Where moisture has been in short supply, grass plants have been forced into dormancy, whereby they essentially close themselves down. This has resulted in an excess of dead plant material, adding to the thatch on the surface and choking the grass as it tries to recover. This leads to brown patches that appear to be taking longer to recover and the quicker that the green areas are recovering, the quicker these patches are appearing.

Furthermore, where any cultural activities were carried out in the Spring or if the grass was cut too short or too often during the hot weather, there has been unfortunate plant damage; this is mainly due to the heat that we experienced very early in the spring months. In some cases, there will be a need for some remedial work, including the removal of the dead material and light overseeding - this is a simple process that is best carried out from mid to late August as the moisture levels should begin to improve.

Another potential reason for the brown patches in your lawn is ‘Dry Patch’, which is caused by dry weather conditions. This can be a very irritating problem as it leaves unsightly dry patches throughout.
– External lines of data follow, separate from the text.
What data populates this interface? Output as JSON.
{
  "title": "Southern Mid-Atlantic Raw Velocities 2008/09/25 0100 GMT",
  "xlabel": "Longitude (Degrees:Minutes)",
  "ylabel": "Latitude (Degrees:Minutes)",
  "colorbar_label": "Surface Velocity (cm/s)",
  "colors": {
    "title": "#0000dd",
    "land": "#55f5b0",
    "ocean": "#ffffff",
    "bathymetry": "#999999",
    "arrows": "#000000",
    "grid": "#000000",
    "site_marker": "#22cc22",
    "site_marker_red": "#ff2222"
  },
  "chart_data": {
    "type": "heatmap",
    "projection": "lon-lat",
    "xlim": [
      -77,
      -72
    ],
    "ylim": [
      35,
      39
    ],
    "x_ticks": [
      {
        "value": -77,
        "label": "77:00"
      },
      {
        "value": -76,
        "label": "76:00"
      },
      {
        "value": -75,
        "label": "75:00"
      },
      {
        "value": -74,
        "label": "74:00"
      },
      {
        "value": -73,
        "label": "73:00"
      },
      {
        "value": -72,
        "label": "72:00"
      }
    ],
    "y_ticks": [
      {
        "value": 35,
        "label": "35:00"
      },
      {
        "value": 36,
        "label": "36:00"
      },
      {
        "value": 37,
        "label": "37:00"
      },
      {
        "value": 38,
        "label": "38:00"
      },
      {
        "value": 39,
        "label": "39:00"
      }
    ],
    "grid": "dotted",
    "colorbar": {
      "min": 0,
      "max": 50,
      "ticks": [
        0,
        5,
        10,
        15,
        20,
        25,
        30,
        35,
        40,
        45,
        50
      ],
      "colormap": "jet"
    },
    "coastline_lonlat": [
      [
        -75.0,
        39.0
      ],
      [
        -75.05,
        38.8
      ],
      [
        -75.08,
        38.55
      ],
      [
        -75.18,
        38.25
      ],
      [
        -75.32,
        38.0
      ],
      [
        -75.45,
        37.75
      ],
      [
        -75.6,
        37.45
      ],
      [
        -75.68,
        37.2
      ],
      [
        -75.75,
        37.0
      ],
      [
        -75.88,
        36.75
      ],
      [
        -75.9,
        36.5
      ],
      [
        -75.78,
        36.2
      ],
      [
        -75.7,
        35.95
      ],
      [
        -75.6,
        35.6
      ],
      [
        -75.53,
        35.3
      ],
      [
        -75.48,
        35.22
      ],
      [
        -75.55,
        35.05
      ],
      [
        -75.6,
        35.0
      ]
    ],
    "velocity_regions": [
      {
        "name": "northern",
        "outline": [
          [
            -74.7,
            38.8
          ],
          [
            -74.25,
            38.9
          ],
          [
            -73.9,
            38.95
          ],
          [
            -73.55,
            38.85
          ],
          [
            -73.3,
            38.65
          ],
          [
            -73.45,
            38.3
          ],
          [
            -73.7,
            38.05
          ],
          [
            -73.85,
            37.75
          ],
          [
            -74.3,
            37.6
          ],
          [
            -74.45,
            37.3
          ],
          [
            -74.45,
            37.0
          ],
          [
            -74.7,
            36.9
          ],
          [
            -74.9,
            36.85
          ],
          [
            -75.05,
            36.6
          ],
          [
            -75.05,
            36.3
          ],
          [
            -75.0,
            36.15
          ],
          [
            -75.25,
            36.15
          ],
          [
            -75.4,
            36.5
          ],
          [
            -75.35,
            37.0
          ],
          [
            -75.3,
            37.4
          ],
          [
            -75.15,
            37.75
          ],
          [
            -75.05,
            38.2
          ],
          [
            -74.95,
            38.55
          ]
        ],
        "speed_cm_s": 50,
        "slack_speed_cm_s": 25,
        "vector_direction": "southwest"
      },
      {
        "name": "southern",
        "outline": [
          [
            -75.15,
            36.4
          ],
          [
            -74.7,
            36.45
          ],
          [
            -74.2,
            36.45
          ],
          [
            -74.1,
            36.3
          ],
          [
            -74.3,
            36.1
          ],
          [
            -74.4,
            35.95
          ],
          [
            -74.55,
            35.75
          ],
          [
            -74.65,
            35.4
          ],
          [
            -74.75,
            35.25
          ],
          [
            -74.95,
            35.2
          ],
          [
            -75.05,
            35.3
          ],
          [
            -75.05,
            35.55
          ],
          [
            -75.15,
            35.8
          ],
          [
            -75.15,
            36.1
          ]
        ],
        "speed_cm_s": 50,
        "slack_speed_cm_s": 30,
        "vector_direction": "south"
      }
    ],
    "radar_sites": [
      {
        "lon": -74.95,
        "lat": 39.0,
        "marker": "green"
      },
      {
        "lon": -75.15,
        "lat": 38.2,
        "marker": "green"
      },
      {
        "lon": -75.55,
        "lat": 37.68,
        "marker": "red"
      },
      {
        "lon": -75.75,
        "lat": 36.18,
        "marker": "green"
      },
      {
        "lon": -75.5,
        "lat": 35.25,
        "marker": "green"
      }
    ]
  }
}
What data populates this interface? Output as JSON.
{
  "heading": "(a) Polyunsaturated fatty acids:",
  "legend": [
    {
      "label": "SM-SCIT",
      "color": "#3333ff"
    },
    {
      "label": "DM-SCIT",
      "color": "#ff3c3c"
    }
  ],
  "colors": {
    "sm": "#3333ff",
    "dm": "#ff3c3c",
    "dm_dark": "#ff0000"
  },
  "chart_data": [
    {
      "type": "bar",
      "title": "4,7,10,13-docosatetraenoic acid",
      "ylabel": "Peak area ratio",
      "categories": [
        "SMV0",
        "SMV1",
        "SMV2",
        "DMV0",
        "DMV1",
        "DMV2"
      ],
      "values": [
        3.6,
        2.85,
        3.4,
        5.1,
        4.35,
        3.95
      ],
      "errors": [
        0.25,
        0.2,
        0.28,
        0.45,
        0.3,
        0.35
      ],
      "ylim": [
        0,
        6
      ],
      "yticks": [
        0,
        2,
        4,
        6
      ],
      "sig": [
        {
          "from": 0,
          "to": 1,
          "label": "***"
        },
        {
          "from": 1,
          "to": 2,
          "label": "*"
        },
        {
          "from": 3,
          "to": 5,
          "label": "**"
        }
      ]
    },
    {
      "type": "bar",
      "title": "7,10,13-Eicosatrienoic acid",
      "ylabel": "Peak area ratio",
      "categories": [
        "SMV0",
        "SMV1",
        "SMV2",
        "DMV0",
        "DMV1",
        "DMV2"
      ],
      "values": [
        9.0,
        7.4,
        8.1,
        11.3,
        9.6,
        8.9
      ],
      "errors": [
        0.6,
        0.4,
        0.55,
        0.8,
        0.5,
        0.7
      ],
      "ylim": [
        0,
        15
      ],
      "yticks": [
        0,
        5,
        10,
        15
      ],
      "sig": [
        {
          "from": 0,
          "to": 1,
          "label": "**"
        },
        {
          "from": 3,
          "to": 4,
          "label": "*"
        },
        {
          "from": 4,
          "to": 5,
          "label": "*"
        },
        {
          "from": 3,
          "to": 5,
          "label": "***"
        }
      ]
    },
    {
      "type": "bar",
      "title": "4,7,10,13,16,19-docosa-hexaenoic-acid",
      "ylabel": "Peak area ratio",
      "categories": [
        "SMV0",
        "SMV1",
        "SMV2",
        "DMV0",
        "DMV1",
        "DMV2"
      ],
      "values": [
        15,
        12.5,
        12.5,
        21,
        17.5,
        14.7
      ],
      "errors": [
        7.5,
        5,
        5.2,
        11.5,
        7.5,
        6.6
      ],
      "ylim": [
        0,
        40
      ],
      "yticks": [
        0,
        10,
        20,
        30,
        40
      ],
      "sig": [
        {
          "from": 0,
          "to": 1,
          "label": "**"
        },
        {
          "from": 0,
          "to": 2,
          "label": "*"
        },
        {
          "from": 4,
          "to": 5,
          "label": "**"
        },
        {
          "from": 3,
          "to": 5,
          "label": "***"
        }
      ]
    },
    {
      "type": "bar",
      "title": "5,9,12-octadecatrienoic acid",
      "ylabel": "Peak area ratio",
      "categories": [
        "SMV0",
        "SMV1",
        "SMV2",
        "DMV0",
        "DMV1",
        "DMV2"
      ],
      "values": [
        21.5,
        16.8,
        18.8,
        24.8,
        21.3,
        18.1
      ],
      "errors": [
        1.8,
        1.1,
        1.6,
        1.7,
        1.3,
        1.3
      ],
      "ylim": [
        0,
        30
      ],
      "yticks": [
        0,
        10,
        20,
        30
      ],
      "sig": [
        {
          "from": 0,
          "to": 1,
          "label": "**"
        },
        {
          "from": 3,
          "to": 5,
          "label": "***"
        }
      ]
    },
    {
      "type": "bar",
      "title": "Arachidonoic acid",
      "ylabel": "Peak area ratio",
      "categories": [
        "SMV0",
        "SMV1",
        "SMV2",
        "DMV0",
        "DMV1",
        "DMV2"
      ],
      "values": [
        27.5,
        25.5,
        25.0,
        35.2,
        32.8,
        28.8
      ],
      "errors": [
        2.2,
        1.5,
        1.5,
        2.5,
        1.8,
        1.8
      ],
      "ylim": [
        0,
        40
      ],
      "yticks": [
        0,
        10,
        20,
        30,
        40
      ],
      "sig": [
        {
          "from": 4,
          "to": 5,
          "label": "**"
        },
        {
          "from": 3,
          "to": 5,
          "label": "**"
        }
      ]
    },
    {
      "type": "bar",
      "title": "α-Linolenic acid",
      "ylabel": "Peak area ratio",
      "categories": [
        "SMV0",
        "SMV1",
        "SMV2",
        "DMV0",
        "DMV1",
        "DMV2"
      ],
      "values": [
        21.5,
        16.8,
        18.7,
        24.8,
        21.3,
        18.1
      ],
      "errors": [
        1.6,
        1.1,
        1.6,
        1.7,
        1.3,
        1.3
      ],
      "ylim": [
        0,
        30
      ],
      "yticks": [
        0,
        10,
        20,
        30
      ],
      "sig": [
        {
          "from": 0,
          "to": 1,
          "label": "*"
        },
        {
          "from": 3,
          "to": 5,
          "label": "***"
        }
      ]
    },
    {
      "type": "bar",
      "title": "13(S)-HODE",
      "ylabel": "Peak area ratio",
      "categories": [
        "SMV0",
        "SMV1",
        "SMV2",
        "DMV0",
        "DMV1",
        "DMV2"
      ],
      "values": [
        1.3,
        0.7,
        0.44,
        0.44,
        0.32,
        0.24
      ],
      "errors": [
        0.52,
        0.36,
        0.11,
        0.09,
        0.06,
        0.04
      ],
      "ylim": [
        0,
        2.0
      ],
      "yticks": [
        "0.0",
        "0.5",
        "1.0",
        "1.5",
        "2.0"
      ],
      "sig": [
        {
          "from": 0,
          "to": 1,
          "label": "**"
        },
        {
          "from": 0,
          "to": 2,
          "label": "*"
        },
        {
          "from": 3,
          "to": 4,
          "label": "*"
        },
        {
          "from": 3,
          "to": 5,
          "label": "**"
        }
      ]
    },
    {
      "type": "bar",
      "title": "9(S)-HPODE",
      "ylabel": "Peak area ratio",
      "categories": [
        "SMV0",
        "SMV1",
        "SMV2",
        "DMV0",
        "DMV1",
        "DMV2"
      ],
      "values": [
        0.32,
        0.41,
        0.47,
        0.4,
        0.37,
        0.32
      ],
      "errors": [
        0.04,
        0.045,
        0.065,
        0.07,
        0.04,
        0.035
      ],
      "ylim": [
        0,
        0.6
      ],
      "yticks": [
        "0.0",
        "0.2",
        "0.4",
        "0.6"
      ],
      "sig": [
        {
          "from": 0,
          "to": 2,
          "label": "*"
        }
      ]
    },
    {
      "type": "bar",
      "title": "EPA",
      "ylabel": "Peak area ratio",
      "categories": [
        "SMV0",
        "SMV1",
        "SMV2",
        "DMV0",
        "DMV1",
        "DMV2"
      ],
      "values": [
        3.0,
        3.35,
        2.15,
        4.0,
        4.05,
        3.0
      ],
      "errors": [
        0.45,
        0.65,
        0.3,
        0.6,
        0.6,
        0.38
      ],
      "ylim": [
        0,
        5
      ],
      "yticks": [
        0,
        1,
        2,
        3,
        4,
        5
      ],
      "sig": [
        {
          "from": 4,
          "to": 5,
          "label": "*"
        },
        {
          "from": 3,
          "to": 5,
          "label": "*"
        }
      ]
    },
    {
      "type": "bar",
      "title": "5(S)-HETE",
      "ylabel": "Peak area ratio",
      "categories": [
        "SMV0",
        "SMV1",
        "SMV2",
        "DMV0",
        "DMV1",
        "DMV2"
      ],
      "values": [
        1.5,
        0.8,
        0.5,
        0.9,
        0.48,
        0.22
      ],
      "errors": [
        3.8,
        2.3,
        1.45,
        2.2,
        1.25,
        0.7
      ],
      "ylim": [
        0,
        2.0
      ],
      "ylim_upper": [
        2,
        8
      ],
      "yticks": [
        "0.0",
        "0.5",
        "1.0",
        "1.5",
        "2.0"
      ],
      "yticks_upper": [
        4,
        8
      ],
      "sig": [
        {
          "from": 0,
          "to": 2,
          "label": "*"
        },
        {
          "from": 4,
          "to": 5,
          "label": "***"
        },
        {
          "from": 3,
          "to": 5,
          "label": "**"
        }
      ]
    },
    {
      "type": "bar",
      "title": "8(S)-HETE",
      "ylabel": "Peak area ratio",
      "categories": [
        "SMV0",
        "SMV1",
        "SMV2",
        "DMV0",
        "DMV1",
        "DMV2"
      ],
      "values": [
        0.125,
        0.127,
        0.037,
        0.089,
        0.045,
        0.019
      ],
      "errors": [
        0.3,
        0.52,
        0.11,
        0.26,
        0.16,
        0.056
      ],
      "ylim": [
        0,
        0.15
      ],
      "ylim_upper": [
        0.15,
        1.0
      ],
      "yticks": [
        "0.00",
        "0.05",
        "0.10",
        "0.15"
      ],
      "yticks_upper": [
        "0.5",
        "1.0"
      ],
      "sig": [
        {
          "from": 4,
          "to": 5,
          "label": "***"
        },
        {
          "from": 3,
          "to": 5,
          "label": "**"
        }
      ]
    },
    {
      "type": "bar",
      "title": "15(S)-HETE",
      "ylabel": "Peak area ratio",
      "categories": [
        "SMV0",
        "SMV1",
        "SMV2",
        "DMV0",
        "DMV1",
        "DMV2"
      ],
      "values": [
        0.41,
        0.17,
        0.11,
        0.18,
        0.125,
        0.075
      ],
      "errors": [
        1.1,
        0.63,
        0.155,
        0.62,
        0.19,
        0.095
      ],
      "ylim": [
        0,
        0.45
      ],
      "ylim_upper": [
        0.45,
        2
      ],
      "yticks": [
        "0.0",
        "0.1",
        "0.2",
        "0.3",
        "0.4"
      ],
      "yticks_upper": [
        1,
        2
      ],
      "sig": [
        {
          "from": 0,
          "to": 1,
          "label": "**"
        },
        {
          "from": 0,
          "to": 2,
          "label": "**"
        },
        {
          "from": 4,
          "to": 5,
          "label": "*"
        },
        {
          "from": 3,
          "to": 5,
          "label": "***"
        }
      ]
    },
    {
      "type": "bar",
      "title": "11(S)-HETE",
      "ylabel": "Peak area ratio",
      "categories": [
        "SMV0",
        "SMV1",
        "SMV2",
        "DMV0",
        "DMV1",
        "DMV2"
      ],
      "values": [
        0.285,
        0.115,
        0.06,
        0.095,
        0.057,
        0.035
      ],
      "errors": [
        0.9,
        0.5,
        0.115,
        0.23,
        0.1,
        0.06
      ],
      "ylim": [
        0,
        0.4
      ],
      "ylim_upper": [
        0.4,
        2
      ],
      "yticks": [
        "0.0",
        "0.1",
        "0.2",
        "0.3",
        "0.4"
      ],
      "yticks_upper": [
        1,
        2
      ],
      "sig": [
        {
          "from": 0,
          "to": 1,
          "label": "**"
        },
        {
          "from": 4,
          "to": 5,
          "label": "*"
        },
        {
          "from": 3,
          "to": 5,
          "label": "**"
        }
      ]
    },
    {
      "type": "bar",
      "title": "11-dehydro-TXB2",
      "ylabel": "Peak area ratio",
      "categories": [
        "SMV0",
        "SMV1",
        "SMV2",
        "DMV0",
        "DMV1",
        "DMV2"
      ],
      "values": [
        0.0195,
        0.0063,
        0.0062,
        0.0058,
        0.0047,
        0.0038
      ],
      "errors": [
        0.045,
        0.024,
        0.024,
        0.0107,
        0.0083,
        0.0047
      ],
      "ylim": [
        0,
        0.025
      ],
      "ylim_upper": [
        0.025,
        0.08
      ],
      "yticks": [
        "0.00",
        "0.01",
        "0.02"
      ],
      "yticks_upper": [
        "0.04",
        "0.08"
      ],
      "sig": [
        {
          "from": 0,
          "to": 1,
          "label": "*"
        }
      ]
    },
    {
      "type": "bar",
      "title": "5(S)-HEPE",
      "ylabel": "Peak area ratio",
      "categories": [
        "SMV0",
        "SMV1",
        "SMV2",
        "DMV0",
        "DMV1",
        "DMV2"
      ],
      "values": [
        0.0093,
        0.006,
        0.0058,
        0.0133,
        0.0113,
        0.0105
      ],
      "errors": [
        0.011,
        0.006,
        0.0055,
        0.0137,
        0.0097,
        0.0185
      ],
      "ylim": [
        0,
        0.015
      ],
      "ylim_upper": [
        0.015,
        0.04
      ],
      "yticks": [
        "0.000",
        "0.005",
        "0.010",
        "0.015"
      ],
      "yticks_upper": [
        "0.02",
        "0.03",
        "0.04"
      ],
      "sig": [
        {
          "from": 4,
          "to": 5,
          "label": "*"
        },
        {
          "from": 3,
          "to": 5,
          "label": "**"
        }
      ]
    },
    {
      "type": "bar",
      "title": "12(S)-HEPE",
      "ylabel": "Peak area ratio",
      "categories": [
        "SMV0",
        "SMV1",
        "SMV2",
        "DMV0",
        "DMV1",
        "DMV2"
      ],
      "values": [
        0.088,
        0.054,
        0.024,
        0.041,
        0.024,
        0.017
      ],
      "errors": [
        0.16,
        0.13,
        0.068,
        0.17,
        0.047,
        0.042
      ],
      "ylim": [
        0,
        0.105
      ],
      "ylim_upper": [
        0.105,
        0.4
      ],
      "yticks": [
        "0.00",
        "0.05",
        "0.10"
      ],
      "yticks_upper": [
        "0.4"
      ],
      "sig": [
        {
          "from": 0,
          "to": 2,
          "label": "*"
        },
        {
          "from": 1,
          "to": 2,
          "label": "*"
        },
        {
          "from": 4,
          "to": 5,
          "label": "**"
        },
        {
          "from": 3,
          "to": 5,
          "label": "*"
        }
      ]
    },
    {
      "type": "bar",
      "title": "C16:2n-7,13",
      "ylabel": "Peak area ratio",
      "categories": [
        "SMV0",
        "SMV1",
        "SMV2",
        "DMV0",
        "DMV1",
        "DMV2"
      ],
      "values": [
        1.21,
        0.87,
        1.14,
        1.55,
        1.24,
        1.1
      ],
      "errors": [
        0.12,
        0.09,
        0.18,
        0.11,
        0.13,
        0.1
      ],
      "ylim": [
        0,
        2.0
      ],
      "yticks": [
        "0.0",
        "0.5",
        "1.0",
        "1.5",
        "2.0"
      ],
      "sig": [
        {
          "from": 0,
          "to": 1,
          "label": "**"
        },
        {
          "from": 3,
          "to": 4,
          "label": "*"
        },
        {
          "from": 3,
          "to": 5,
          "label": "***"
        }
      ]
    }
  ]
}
Dry patches are caused by the production of waxy resins from naturally occurring soil fungus. These resins bind the soil particles together, causing the soil to repel water and become hydrophobic which means that the water cannot penetrate. Aeration and the application of silicon wetting agents can help solve this problem rapidly, but only when the soil moisture levels begin to increase.

On heavier soils, where moisture has not been so critical, recovery has already started and the lawns will be recovering well. Nutrition levels will need to be increased as that grass begins to grow vigorously whilst the conditions continue to improve. However, care should still be taken to use controlled release fertiliser as there is still the risk of dry weather.

As grass growth increases we need to make sure mowing is carried out on a regular basis to prevent any further thatch build up. Despite the typical British summer weather, we may still experience some hot weather so try to keep the cut height above 25mm to prevent damage to the plants from heat and as always, please avoid cutting grass in hot weather as this can cause further damage. There will also be a flush of weeds which can be dealt with using selective herbicides.

With any new turf, care should be taken to make sure moisture levels are kept at a sensible level. If it’s too dry then the juvenile root system will not be able to extract enough water for the plants but if it’s too wet, the roots will not begin to grow down though the soil as they will not develop in anaerobic conditions. Treat your lawn like a potted plant - feel the soil to make sure it is damp and not dry, or too wet.

Nutrition levels are important, but it is critical to use a controlled release fertiliser or we stand the risk of scorching the root system which will be very tender. We like to use the ‘little and often’ method.